After a while, I stopped to sit down and recover from walking so far. Who knew that going on adventures could be so hard? When I finally got up, I heard something coming in my direction. I prepared to run if it was a monster.

And then it walked out in front of me. A human.

It was the strangest looking human I had ever seen. I asked it what its name was. It said in a strange accent, that it was Michal Jackson. After recovering from the shock of seeing its face, I started the work on step two: communicating to it and acting friendly. I soon learned that the last thing that it remembers is seeing a bright light. Hmm, bright lights are experienced when someone is dying. Maybe Equestria is where humans go when they die (if that is true, then maybe the conspiracy theories about human slave mining industries are true). As he kept talking to me, I went to reach for my tranquilizers. But suddenly, a giant monster that looks a lot like Santa ran up and swallowed the human. It then, started to ramble on about “staying plump and jolly for the children”. It then grew wings and flew away.

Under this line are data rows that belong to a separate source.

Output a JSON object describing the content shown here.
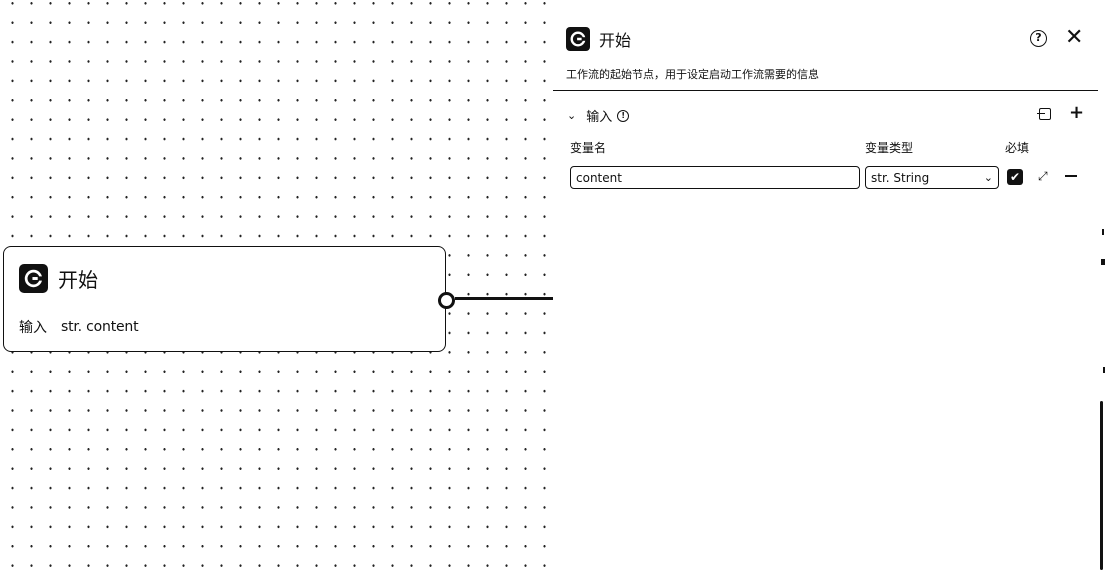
{
  "node": {
    "title": "开始",
    "io_label": "输入",
    "io_type": "str. content"
  },
  "panel": {
    "title": "开始",
    "help_glyph": "?",
    "close_glyph": "✕",
    "description": "工作流的起始节点，用于设定启动工作流需要的信息",
    "section": {
      "title": "输入",
      "chevron_glyph": "⌄",
      "info_glyph": "!",
      "add_glyph": "+"
    },
    "columns": {
      "name": "变量名",
      "type": "变量类型",
      "required": "必填"
    },
    "rows": [
      {
        "name": "content",
        "type": "str. String",
        "required": true
      }
    ],
    "caret_glyph": "⌄",
    "check_glyph": "✔",
    "expand_glyph": "⤢"
  },
  "icons": {
    "logo": "app-logo-icon",
    "help": "help-icon",
    "close": "close-icon",
    "import": "import-icon",
    "add": "add-icon",
    "expand": "expand-icon",
    "remove": "minus-icon",
    "info": "info-icon"
  }
}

I know that this story is hard to believe, but it did happen! I saw it with my two eyes! I tried to explain this to Bon bon, but she simply asked if I was on drugs or just being crazy. I’m not crazy! Why does everyone want to call me crazy? If they think I’m crazy, than what is Pinkie Pie?! Ugh, I can’t stand all these rude ponies. But soon, I should be able to leave these ponies and become human. That will be a dream come true! Oh well, I’m running out of paper, and so I should probably get the serum perfected. Great, I’m starting to rant on again. Oh well.

See ya,
Lyra


And so, the moral of this Christmas story is: Watch what you put in your eggnog!